Genre: Action, Visual Novel
Platform: Nintendo Switch
BUSTAFELLOWS is a game that’s been hugely anticipated in the otome game circles for some time now – it’s the latest offering from PQube, an action noir with a big sense of style. It also features some of the voice talents of the Japanese seiyuu industries’ pros: Kenn (Yu-Gi-Oh GX‘s Jaden), Jun Fukuyama (Code Geass’s Lelouch) and Hiroyuki Yoshino (Hakuouki’s Heisuke), making this an all star lineup. The game follows freelance journalist, Teuta who has an interesting talent – she can jump back in time, into another person’s body, in an effort to change the course of the future. After seeing famous (or rather, infamous) lawyer, Limbo get shot right in front of her eyes on the street, she uses this talent to save him and ultimately ends up getting embroiled into a group of unusual men who call themselves ‘The Fixers.’ Led by a shady underground boss, the Fixers work behind the scenes to bring down corruption in the city and make a tidy profit in the process.

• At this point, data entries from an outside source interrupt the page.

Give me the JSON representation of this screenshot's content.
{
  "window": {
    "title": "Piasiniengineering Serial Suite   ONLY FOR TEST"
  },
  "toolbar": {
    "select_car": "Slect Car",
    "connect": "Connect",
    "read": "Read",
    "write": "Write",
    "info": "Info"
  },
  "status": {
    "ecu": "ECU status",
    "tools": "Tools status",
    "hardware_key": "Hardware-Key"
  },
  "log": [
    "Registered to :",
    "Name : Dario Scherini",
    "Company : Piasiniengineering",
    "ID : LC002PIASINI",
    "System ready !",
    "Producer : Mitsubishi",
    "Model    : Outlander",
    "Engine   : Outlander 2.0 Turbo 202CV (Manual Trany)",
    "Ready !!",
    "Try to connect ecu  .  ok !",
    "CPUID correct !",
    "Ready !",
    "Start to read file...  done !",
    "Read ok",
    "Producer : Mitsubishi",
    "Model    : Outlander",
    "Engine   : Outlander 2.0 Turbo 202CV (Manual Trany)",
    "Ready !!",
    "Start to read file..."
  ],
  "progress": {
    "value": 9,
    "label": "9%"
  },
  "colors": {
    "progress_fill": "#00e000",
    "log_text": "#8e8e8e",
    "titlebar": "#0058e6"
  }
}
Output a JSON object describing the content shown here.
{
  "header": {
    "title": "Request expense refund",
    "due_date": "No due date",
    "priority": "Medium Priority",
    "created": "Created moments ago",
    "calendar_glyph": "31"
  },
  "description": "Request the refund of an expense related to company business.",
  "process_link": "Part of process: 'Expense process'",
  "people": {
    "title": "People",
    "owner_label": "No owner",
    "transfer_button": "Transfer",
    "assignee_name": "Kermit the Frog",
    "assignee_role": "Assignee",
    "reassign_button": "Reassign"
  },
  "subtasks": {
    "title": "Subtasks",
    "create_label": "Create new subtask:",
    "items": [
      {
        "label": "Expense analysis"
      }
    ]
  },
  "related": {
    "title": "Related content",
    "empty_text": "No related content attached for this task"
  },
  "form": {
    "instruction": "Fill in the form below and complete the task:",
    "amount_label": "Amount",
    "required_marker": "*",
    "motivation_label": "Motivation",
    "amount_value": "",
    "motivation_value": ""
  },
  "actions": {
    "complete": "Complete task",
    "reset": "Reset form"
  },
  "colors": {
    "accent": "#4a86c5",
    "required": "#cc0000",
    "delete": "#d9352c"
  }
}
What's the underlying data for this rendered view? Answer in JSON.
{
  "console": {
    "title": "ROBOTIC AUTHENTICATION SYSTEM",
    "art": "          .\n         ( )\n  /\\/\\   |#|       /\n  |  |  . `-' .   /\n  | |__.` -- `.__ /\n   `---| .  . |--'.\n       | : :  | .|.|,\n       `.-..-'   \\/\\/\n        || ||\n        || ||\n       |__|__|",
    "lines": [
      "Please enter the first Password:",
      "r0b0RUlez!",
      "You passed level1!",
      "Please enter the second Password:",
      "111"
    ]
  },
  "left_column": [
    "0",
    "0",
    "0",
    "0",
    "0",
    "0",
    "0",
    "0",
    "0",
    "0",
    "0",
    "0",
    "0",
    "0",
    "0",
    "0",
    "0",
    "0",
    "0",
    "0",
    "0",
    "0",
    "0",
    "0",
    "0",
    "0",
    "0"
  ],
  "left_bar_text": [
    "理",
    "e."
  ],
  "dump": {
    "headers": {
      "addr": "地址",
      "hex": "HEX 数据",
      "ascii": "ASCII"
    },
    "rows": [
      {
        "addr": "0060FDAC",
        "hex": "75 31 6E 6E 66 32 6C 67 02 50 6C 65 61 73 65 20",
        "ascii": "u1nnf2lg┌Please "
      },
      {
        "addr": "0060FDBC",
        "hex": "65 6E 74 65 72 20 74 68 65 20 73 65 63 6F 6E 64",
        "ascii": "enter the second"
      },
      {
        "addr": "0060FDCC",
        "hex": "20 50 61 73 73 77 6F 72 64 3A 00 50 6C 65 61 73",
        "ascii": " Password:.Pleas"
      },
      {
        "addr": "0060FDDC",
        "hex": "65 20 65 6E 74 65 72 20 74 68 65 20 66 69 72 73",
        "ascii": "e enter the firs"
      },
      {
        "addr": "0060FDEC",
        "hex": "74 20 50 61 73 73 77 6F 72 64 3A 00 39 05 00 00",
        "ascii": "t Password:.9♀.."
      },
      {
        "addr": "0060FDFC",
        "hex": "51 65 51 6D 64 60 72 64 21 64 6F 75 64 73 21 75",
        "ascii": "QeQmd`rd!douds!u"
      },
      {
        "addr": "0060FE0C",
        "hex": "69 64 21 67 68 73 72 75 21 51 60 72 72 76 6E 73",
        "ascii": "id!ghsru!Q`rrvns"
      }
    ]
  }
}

Sounds exciting, right? The game itself is very much more of an action thriller then the more romance focused fare which other otome games tend to feature. There’s lots of set pieces, sound effects and cut ins which makes the game feel like you’re watching an action movie. Teuta herself is an interesting protagonist and differentiates herself from many other otome heroines by being not only voiced, but also having her own history, motivations and clear personality traits. Whilst as the player you still get to make some decisions throughout to effect events, none of this really makes it feel like you’re altering her personality at all. Her power does run the risk of having a deus-ex-machina effect however, given that she can easily just rewind and alter the course of events but it also falls in line with how you play the game – after all visual novel players often create multiple loads and saves in order to jump back and pick different choices. The supernatural element is a bit of an odd addition, given how realistic everything else is put across in the game world.
The rest of the cast are diverse and interesting but at least for the first half of the game, come across as rather two-dimensional, falling into typical otome love interest tropes. Personally, I wasn’t really that drawn to any of them initially despite the voice actors doing a great job in bringing them to life. Their writing and interactions just felt a little bland and I wasn’t really left wanting to get to know them more in depth. The side characters actually fare better in this respect with Teuta’s two friends and other acquaintances somehow managing to be more memorable. It’s a little bit style over substance, which does make the game suffer somewhat in it’s intro. The first chapter does a decent job of introducing the cast of characters and their individual roles, whilst providing a stand alone story. This hints that the game itself will be more of a slow burn in terms of an overarching storyline but there are definitely some mysteries that look likely to be explored more fully as the game progresses, such as the origin of Teuta’s powers and the reason behind her brother’s untimely death years earlier.
Where this game really excels is it’s production values – the art and audio are exceptional although there is a tendency to forget to include subtitles for certain parts of the game, which leaves the player confused when a bunch of Japanese dialogue happens with no explanation (turns out you can view the translation in the log, but it’s confusing they forgot to add in the in game subtitles). Another thing to note is that the ‘skip’ function is painfully slow, though thankfully there is another option in the menu that will allow you to just skip to the next choice. The soundtrack is very jazzy, in keeping with the action noir feel of the game’s story and the menus are done up like a high tech computer, making you feel like you’re a spy or investigator, putting all the details together. It’s a nice touch and having the progress bar on the home screen, is a good motivator for continuing to play as there’s an easy visual reminder of how much has been discovered. A nice touch is that it even shows your console time on the home screen, like on a regular computer (though not the location which defaults to the in game location of USA).
Each chapter of the game is split up like episodes of a tv show with a little preview trailer in between of what is to come which again makes you feel like you’re watching a series rather than playing a game. Interestingly there are very few completely static screens in the game – the character sprites often blink and move their mouths to their dialogue, and some of the backgrounds even have flashing lights, moving signs and such which really give the world a sense of life. It’s something I’ve only seen rarely done in visual novels and almost never in an otome game. Some choices are timed also, which adds an element of pressure to them and makes you really feel like you’re making important decisions, adding to the tension in the game.
Overall, BUSTAFELLOWS does a lot of things very well but ultimately it suffers a little in terms of real substance. The game is a fun time though and if you like stories with a lot of action, crime themes and cool characters then definitely one to check out. I personally didn’t really click with the cast of characters in this game, likely as a result of this ‘style over substance’ approach but I certainly was never bored playing it and the various mysteries the game presented left me wanting to continue and discover the truth.
Bustafellows is an action-packed ride with lots of twists and turns (and a bit of romance).